Gülüş tasarımı bir bütündür

Tedavi sürecine başlandığında öncelikle hastanın ağız sağlığının iyileştirilmesi gerektiğini söyleyen Hava, konuşmasını şöyle sürdürdü:

"Varsa tedavi edilecek bölgedeki çürükler dolgu ve kanal tedavileriyle ortadan kaldırılır. Eski, yıpranmış ve uyumsuz dolgular ve protetikrestorasyonlar (eski kuron-köprüler, lamineler, vs...) çıkartılır ve dişlerin düzenlenmesine yardımcı olunur. Diş etlerinde rahatsızlıklar varsa diş eti tedavileri uygulanır. Bölge sağlığına kavuştuktan sonra gülüş estetiği adına tedavilere başlanabilir. Gülüş tasarımı bir bütündür. Beyaz estetik (dişler) ve pembe estetik (diş çevresi, diş eti dudak gibi yumuşak dokular) alt başlıklarında değerlendirilmelidir. Hastanın dişsel problemleri lamine, zirkonyum, tam seramik kuronlar, ortodonti ya da implant gibi yöntemlerle giderilmeye çalışılır. Bunlar yapılırken dişlerin görünürlük miktarları ve boyutsal oranlarının en doğru ve hastaya uygun şekilde olabilmesi adına diş etlerinde gerekli düzenlemeler yapılmalıdır. Lazer uygulamalarıyla ya da çeşitli cerrahi müdahalelerle diş eti seviyeleri ve şekil bozuklukları düzeltilmeye çalışılır. Fazla görünen diş etlerinin görünürlüğü botoks uygulamalarıyla azaltılabilir ya da giderilebilir. Dudaklardaki seviye bozuklukları da düzenlenebilir. İstenirse dermal dolgularla dudaklar desteklenebilir."

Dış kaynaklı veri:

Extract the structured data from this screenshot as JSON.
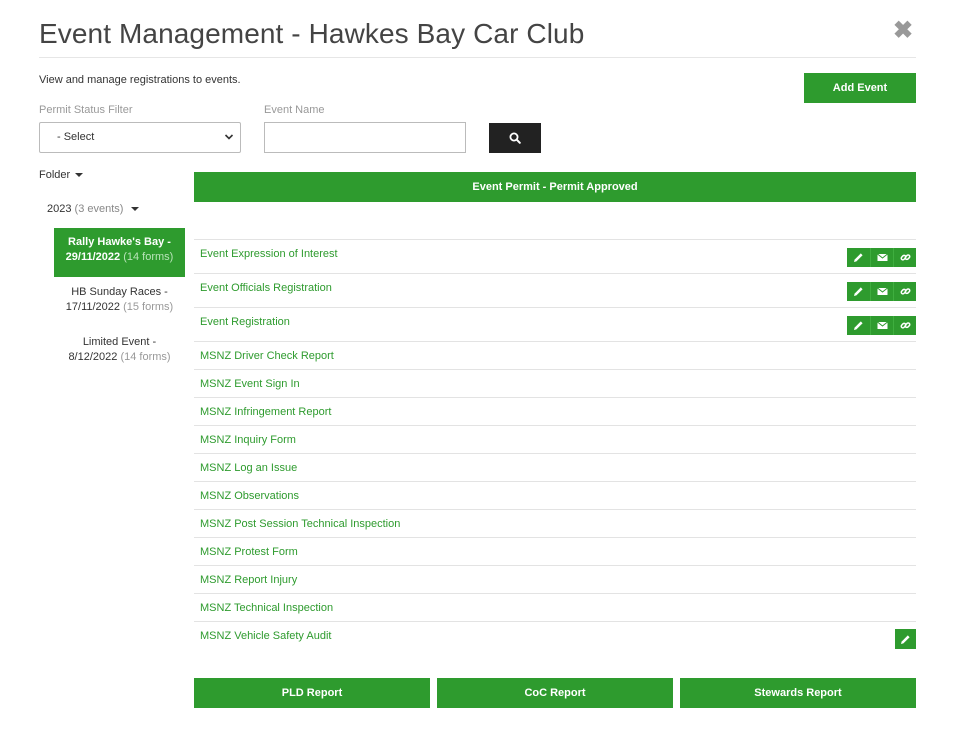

Bu tür tedavilerin planlı bir süreç dahilinde yürütülmesi gerektiğini söyleyen Hava sözlerini şöyle noktaladı:

"Tüm bu tedaviler kapsamlı ve detaylı bir planlama sürecini gerektirir. Bu tip tedavilerde aceleci davranılmamalı, tüm prosedürler atlanmadan sırasına ve kuralına uygun ilerlenmelidir. Özellikle estetik amaçlı kalıcı değişiklikler içeren müdahalelerde hasta net bir şekilde ne istediğini bilmeli ve kararını vermiş olmalıdır.  Gülüş tasarımı hastanın konuşurken ve gülerken dişlerini saklama ihtiyacı hissetmemesi için yapılır. Görüntünün göze hoş gelmesi ile beraber hastanın özgüvenini yükseltmek de amaçlanır. Dişlerinin görüntüsünden memnun olan ve özgüveni yüksek bir birey daha mutlu hissedecektir. Korku ve saklama ihtiyacı hissetmemesi daha girişken olmasına yardımcı olur. Görüntüsüyle ilgili memnuniyeti, psikolojik durumuna ve haliyle tavırlarına yansıyacaktır."